Em um sábado de
setembro de 2011, eu fui a uma palestra de um chef de cozinha de Belo
Horizonte, Ivo Faria, onde ele nos incentivou a fazer um retorno ao nosso
passado para relembrar de nossas memórias gustativas que começaram na infância.
Eu nunca havia parado para pensar por que gosto tanto de gastronomia e ao me
deparar com a proposta dele, busquei recordações da minha família de origem.
Inicialmente
lembrei de coisas desagradáveis, como os cheiros de galinha ao ser depenada e
sapecada, além do cheiro de peixe em abundância advindos das pescarias do vovô.
Como estas memórias não justificavam o meu prazer, segui adiante buscando mais delas.
Na minha casa e
em muitas famílias de Minas Gerais o lugar de receber visitas não é a sala e
sim a cozinha. E quando a gente vai de visitas no interior, temos que tomar
café em todas as casas porque senão seria uma grande desfeita ao visitado.
Então relembrei que
a Titia, para agradar as visitas, fazia pães de queijo, biscoitos de polvilho e
bolos doces e salgados.
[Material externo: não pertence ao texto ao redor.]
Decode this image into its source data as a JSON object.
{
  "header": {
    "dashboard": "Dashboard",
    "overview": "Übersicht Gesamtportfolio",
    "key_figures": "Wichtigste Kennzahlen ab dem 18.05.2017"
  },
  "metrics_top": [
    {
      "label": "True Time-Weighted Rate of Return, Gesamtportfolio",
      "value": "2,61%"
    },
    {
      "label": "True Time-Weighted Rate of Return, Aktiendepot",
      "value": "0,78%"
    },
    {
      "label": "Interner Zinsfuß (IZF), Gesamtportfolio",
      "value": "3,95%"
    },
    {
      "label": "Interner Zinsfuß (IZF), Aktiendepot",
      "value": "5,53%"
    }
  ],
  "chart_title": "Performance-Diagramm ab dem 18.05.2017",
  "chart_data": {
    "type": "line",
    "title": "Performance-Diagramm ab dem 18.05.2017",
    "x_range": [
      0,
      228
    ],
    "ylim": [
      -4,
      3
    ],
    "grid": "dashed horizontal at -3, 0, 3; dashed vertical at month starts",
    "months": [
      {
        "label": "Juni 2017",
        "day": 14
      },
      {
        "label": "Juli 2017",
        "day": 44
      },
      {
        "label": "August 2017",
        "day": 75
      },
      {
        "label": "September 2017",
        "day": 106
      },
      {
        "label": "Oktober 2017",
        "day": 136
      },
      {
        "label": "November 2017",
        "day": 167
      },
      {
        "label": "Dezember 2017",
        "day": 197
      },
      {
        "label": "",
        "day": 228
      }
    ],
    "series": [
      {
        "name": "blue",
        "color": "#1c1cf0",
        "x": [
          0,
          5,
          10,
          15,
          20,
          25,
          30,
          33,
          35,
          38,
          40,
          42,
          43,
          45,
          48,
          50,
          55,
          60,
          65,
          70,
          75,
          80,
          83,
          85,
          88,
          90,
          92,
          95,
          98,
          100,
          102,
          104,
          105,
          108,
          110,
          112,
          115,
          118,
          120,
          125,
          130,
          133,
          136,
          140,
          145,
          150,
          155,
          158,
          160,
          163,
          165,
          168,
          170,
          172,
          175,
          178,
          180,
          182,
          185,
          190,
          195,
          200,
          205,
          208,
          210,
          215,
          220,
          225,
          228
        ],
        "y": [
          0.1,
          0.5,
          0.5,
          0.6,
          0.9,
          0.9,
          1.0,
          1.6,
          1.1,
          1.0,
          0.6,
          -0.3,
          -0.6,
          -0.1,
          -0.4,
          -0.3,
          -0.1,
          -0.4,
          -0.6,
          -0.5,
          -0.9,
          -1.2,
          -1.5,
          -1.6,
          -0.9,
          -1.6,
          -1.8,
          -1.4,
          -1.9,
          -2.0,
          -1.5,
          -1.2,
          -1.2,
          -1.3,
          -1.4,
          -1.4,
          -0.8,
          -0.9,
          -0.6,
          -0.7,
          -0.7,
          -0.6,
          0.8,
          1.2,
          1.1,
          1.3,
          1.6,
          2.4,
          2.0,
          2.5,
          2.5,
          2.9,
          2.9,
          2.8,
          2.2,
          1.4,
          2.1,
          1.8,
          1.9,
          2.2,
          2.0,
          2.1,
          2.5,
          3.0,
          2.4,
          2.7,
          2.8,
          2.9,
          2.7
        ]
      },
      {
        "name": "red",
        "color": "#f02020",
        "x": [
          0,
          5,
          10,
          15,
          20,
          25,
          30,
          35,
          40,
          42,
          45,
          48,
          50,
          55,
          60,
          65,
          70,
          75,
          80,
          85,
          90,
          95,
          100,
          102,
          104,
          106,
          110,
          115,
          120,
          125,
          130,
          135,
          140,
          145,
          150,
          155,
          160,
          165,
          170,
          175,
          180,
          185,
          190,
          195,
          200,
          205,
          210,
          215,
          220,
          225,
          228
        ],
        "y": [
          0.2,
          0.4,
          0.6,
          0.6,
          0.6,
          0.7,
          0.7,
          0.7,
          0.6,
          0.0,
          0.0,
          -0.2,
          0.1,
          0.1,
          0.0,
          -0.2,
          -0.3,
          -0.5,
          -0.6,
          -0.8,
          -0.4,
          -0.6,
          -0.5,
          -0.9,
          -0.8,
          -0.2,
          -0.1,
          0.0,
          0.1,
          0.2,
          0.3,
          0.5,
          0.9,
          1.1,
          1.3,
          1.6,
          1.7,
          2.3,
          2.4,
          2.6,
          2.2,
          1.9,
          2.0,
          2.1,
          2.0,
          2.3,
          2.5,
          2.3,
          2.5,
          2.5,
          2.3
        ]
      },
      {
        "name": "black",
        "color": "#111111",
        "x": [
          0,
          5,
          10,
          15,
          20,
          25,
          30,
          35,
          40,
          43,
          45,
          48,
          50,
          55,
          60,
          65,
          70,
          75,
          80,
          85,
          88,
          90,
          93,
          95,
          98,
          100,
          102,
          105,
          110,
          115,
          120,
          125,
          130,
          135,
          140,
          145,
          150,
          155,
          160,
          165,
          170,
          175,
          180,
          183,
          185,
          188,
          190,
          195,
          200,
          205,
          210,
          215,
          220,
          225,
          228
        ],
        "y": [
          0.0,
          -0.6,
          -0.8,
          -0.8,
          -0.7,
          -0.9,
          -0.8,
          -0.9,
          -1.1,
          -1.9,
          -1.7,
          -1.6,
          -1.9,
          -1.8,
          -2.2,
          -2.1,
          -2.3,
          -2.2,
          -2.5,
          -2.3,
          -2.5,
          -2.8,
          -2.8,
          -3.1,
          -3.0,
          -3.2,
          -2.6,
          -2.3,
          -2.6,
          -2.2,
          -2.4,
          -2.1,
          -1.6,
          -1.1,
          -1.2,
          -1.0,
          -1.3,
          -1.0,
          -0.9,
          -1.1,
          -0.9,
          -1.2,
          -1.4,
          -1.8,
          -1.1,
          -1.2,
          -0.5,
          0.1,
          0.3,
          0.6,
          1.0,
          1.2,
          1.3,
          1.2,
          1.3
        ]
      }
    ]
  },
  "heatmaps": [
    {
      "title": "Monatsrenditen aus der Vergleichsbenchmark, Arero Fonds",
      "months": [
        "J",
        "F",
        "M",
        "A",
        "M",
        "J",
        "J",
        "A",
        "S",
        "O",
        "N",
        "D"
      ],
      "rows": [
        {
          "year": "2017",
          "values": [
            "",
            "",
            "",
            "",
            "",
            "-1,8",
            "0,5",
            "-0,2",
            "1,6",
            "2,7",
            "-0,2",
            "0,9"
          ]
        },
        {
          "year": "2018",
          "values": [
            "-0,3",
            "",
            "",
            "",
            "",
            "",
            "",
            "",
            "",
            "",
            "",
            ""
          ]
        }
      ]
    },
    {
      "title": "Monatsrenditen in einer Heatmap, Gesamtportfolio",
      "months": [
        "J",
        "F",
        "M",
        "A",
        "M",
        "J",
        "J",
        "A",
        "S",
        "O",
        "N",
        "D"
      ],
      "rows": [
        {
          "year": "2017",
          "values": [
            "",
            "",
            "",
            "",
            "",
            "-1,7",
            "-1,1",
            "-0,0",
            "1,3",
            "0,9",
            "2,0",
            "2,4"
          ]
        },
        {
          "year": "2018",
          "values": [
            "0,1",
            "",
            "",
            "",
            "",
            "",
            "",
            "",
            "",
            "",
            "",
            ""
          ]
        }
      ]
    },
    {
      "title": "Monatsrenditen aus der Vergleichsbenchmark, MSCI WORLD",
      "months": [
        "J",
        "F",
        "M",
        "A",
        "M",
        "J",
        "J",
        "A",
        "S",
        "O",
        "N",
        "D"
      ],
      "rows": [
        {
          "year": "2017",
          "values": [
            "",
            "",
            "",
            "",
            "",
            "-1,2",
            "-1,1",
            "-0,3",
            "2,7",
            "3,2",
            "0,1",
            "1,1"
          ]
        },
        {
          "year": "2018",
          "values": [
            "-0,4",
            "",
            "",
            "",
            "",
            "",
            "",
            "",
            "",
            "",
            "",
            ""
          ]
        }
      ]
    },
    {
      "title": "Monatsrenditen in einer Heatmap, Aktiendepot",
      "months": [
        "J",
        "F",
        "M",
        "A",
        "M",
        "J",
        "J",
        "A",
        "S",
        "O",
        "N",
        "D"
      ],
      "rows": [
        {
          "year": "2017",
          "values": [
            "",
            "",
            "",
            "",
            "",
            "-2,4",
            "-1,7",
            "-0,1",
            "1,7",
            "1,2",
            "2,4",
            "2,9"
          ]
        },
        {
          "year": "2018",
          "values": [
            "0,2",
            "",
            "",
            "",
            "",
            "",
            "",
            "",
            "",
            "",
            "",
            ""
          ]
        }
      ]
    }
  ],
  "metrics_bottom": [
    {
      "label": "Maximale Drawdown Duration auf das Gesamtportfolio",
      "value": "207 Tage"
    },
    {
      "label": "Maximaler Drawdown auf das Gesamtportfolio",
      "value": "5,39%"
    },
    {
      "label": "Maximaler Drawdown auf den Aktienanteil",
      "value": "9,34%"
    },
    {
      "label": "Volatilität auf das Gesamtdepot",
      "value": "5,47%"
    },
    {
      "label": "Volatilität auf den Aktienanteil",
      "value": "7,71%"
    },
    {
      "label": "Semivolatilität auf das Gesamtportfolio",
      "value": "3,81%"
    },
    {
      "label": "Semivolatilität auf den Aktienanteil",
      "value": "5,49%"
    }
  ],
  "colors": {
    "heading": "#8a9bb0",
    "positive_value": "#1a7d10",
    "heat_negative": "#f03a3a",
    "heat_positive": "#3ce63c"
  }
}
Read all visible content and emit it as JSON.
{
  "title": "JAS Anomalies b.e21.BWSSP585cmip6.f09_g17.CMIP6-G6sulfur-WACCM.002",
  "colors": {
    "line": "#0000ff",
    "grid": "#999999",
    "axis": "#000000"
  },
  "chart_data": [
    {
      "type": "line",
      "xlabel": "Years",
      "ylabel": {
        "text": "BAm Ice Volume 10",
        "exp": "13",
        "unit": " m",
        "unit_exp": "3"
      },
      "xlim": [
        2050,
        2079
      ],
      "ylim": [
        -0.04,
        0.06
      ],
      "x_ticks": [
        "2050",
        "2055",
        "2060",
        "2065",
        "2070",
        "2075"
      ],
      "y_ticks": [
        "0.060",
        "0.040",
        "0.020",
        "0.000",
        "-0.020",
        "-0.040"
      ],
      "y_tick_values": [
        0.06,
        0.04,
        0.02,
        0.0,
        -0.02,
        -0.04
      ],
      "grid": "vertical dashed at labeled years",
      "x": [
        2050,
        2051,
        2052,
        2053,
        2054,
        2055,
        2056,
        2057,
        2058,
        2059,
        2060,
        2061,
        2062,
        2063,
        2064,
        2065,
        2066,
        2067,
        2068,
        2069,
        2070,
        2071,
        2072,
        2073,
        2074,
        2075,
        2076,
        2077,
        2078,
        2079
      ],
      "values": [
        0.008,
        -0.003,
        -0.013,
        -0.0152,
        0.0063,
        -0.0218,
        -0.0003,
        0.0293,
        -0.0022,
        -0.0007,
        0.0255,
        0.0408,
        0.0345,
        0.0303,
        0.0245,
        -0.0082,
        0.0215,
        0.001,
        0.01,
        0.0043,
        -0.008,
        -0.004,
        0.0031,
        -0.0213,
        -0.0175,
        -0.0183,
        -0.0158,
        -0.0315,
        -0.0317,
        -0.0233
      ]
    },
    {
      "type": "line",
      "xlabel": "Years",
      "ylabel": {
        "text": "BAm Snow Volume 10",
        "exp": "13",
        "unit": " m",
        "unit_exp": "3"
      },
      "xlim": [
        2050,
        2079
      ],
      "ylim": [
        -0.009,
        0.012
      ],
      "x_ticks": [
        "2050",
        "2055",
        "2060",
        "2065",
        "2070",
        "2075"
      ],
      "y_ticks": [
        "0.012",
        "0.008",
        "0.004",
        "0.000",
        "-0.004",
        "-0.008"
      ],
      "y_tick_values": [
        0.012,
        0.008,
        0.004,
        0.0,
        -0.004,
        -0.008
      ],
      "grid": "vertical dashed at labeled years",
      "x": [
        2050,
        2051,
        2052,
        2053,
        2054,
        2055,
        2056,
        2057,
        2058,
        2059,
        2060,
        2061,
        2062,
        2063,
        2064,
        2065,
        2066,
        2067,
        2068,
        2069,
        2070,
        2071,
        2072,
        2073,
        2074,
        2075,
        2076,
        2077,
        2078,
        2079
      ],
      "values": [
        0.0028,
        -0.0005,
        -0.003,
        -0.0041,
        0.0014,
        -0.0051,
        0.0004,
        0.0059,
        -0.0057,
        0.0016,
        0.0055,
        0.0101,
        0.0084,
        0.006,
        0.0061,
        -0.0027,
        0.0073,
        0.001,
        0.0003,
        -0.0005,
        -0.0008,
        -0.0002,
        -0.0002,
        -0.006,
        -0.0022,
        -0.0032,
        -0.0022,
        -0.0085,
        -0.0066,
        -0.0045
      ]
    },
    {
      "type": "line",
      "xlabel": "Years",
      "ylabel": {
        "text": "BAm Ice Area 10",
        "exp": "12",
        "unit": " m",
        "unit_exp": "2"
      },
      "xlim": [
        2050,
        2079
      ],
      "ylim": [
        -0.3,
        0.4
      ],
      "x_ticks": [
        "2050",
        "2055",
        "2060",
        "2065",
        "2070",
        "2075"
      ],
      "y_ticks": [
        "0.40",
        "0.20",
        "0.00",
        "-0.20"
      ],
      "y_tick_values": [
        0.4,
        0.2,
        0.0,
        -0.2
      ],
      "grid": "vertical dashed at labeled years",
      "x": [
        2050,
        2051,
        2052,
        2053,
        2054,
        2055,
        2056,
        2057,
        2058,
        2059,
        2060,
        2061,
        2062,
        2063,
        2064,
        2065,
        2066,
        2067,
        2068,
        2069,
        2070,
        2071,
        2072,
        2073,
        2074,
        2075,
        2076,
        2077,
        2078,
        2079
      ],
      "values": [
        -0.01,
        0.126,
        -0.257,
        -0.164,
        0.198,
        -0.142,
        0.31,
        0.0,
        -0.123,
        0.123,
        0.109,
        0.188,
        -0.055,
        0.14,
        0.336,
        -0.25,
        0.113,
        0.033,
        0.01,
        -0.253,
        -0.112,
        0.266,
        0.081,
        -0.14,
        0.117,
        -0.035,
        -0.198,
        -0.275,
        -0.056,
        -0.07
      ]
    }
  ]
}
Coitada, apesar de todos os esforços ela nem sempre era
bem sucedida, e vovô sempre batia o pão de queijo na mesa, mostrando que tinha
ficado duro – ele não tinha a dentadura de baixo! Mas titia nunca se intimidou
e seguiu fazendo sempre suas quitandas para nós, com muito amor. Chegávamos na casa dela de
manhã para o almoço, íamos direto pra cozinha e só saíamos de lá depois do café
da tarde.
Outra reminiscência
importante é dos Natais em família. Costumamos nos reunir para comemorar,
trocar presentes e principalmente: comer! Mamãe é a especialista em saladas, a
titia faz o trivial, o titio decide sobre as carnes e eu tento levar alguma
novidade. Eu disse pra titia que a puxei no quesito do exagero. Ela cozinha que
dá para o dobro de pessoas que convidou e ainda fica com a sensação de que vai
faltar. A mesa é sempre muito, muito farta e sempre sobra para almoçarmos lá no
outro dia.
Ao me deparar
com todas essas lembranças, pude compreender o quanto nossas memórias
gustativas estão relacionadas com a forma como fomos ou não nutridos afetivamente
pelas nossas relações e como elaboramos ou não essa nutrição.
Se fomos bem
nutridos, se nossas relações afetivas foram suficientemente satisfatórias, o
que não significa nutrição demais nem de menos e sim os dois pólos
equilibrados, temos a possibilidade de lidar com a comida de uma forma mais
saudável.
Mas se fomos
pouco ou nada nutridos, possivelmente lidaremos com a comida de uma forma
doente, podendo inclusive gerar as doenças alimentares como a obesidade, a
bulimia e a anorexia – ou outras compulsões. Nesse mesmo grupo, vemos também
aqueles que foram nutridos demais. A falta de frustração quando dura um longo
período na vida de um indivíduo faz com que fique infantil, não acreditando que
pode conseguir as coisas com as próprias pernas, já que sempre ganhou mais do
que precisava e não precisou se esforçar para tal.
Depois de uma
história nutritiva “insatisfatória” já efetivada, o que fazer então? No livro
“Deixar de ser gordo” do Flávio Gikovate, uma das propostas de tratamento apontadas
é a recondução da alimentação, na subjetividade, a categoria do prazer e não da
obsessão, da doença. Entretanto, para conseguir sair da obsessão o indivíduo
precisa enfrentar seus medos mais profundos de encarar suas carências e feridas
emocionais, e ao fazê-lo, decidir como quer lidar com elas, saindo de qualquer
vitimização para uma responsabiliz-ação, com ou sem ajuda de profissionais e
grupos especializados.
Acredito
profundamente que podemos construir memórias gustativas mais positivas na
medida que nos responsabilizamos pela nossa nutrição interna, especialmente de
afeto. Me dei conta que a minha paixão pela gastronomia aumentou na medida em
que minha auto-nutrição amorosa melhorou.
E se não tivemos
boas memórias do passado, nos empenhemos em construir, individualmente e com
nossas parcerias atuais, experiências prazerosas no presente, que no futuro
serão memórias para nos orgulharmos.